The Importance of Childhood Immunizations

Monday, August 8, 2011

Disease Prevention--Protect Those Around You

Disease prevention is the key to public health. It is always better to prevent a disease than to treat it. Vaccines prevent disease in the people who receive them and protect those who come into contact with unvaccinated individuals. Vaccines help prevent infectious diseases and save lives. Vaccines are responsible for the control of many infectious diseases that were once common in this country, including polio, measles, diphtheria, pertussis (whooping cough), rubella (German measles), mumps, tetanus, and Haemophilus influenzae type b (Hib).

Parents are constantly concerned about the health and safety of their children and take many steps to protect them. These steps range from child-proof door latches to child safety seats. In the same way, vaccines work to protect infants, children, and adults from illnesses and death caused by infectious diseases. While the U.S. currently has record, or near record, low cases of vaccine-preventable diseases, the viruses and bacteria that cause them still exist. Even diseases that have been eliminated in this country, such as polio, are only a plane ride away. Polio, and other infectious diseases, can be passed on to people who are not protected by vaccines.

Vaccine-preventable diseases have a costly impact, resulting in doctor's visits, hospitalizations, and premature deaths. Sick children can also cause parents to lose time from work.

Why are Childhood Vaccines So Important?

• It's true that newborn babies are immune to many diseases because they have antibodies they got from their mothers. However, the duration of this immunity may last only a month to about a year. Further, young children do not have maternal immunity against some vaccine-preventable diseases, such as whooping cough.
• If a child is not vaccinated and is exposed to a disease germ, the child's body may not be strong enough to fight the disease. Before vaccines, many children died from diseases that vaccines now prevent, such as whooping cough, measles, and polio. Those same germs exist today, but babies are now protected by vaccines, so we do not see these diseases as often.
• Immunizing individual children also helps to protect the health of our community, especially those people who are not immunized. People who are not immunized include those who are too young to be vaccinated (e.g., children less than a year old cannot receive the measles vaccine but can be infected by the measles virus), those who cannot be vaccinated for medical reasons (e.g., children with leukemia), and those who cannot make an adequate response to vaccination. Also protected, therefore, are people who received a vaccine, but who have not developed immunity. In addition, people who are sick will be less likely to be exposed to disease germs that can be passed around by unvaccinated children. Immunization also slows down or stops disease outbreaks.

Why Immunize? For Parents

Why immunize our children? Sometimes we are confused by the messages in the media. First we are assured that, thanks to vaccines, some diseases are almost gone from the U.S. But we are also warned to immunize our children, ourselves as adults, and the elderly.

Diseases are becoming rare due to vaccinations.
It's true, some diseases (like polio and diphtheria) are becoming very rare in the U.S. Of course, they are becoming rare largely because we have been vaccinating against them. But it is still reasonable to ask whether it's really worthwhile to keep vaccinating.
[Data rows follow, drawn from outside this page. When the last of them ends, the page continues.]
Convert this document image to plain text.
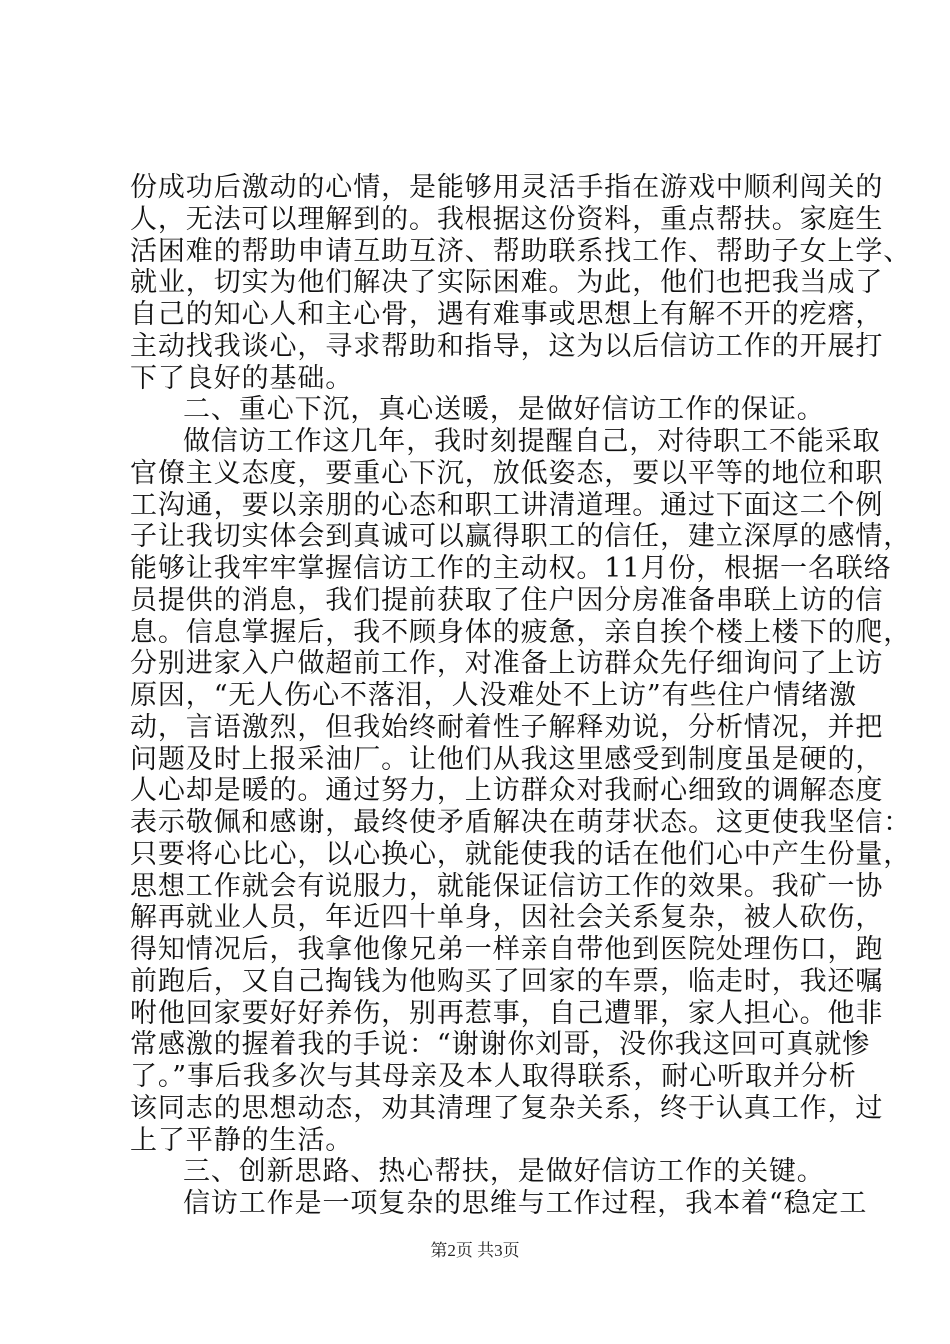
份成功后激动的心情，是能够用灵活手指在游戏中顺利闯关的
人，无法可以理解到的。我根据这份资料，重点帮扶。家庭生
活困难的帮助申请互助互济、帮助联系找工作、帮助子女上学、
就业，切实为他们解决了实际困难。为此，他们也把我当成了
自己的知心人和主心骨，遇有难事或思想上有解不开的疙瘩，
主动找我谈心，寻求帮助和指导，这为以后信访工作的开展打
下了良好的基础。
二、重心下沉，真心送暖，是做好信访工作的保证。
做信访工作这几年，我时刻提醒自己，对待职工不能采取
官僚主义态度，要重心下沉，放低姿态，要以平等的地位和职
工沟通，要以亲朋的心态和职工讲清道理。通过下面这二个例
子让我切实体会到真诚可以赢得职工的信任，建立深厚的感情，
能够让我牢牢掌握信访工作的主动权。11月份，根据一名联络
员提供的消息，我们提前获取了住户因分房准备串联上访的信
息。信息掌握后，我不顾身体的疲惫，亲自挨个楼上楼下的爬，
分别进家入户做超前工作，对准备上访群众先仔细询问了上访
原因，“无人伤心不落泪，人没难处不上访”有些住户情绪激
动，言语激烈，但我始终耐着性子解释劝说，分析情况，并把
问题及时上报采油厂。让他们从我这里感受到制度虽是硬的，
人心却是暖的。通过努力，上访群众对我耐心细致的调解态度
表示敬佩和感谢，最终使矛盾解决在萌芽状态。这更使我坚信：
只要将心比心，以心换心，就能使我的话在他们心中产生份量，
思想工作就会有说服力，就能保证信访工作的效果。我矿一协
解再就业人员，年近四十单身，因社会关系复杂，被人砍伤，
得知情况后，我拿他像兄弟一样亲自带他到医院处理伤口，跑
前跑后，又自己掏钱为他购买了回家的车票，临走时，我还嘱
咐他回家要好好养伤，别再惹事，自己遭罪，家人担心。他非
常感激的握着我的手说：“谢谢你刘哥，没你我这回可真就惨
了。”事后我多次与其母亲及本人取得联系，耐心听取并分析
该同志的思想动态，劝其清理了复杂关系，终于认真工作，过
上了平静的生活。
三、创新思路、热心帮扶，是做好信访工作的关键。
信访工作是一项复杂的思维与工作过程，我本着“稳定工
第2页 共3页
It's much like bailing out a boat with a slow leak. When we started bailing, the boat was filled with water. But we have been bailing fast and hard, and now it is almost dry. We could say, "Good. The boat is dry now, so we can throw away the bucket and relax." But the leak hasn't stopped. Before long we'd notice a little water seeping in, and soon it might be back up to the same level as when we started.
Keep immunizing until disease is eliminated.

Unless we can "stop the leak" (eliminate the disease), it is important to keep immunizing. Even if there are only a few cases of disease today, if we take away the protection given by vaccination, more and more people will be infected and will spread disease to others. Soon we will undo the progress we have made over the years.
Japan reduced pertussis vaccinations, and an epidemic occurred.

In 1974, Japan had a successful pertussis (whooping cough) vaccination program, with nearly 80% of Japanese children vaccinated. That year only 393 cases of pertussis were reported in the entire country, and there were no deaths from pertussis. But then rumors began to spread that pertussis vaccination was no longer needed and that the vaccine was not safe, and by 1976 only 10% of infants were getting vaccinated. In 1979 Japan suffered a major pertussis epidemic, with more than 13,000 cases of whooping cough and 41 deaths. In 1981 the government began vaccinating with acellular pertussis vaccine, and the number of pertussis cases dropped again.
What if we stopped vaccinating?

So what would happen if we stopped vaccinating here? Diseases that are almost unknown would stage a comeback. Before long we would see epidemics of diseases that are nearly under control today. More children would get sick and more would die.
We vaccinate to protect our future.

We don't vaccinate just to protect our children. We also vaccinate to protect our grandchildren and their grandchildren. With one disease, smallpox, we "stopped the leak" in the boat by eradicating the disease. Our children don't have to get smallpox shots any more because the disease no longer exists. If we keep vaccinating now, parents in the future may be able to trust that diseases like polio and meningitis won't infect, cripple, or kill children. Vaccinations are one of the best ways to put an end to the serious effects of certain diseases.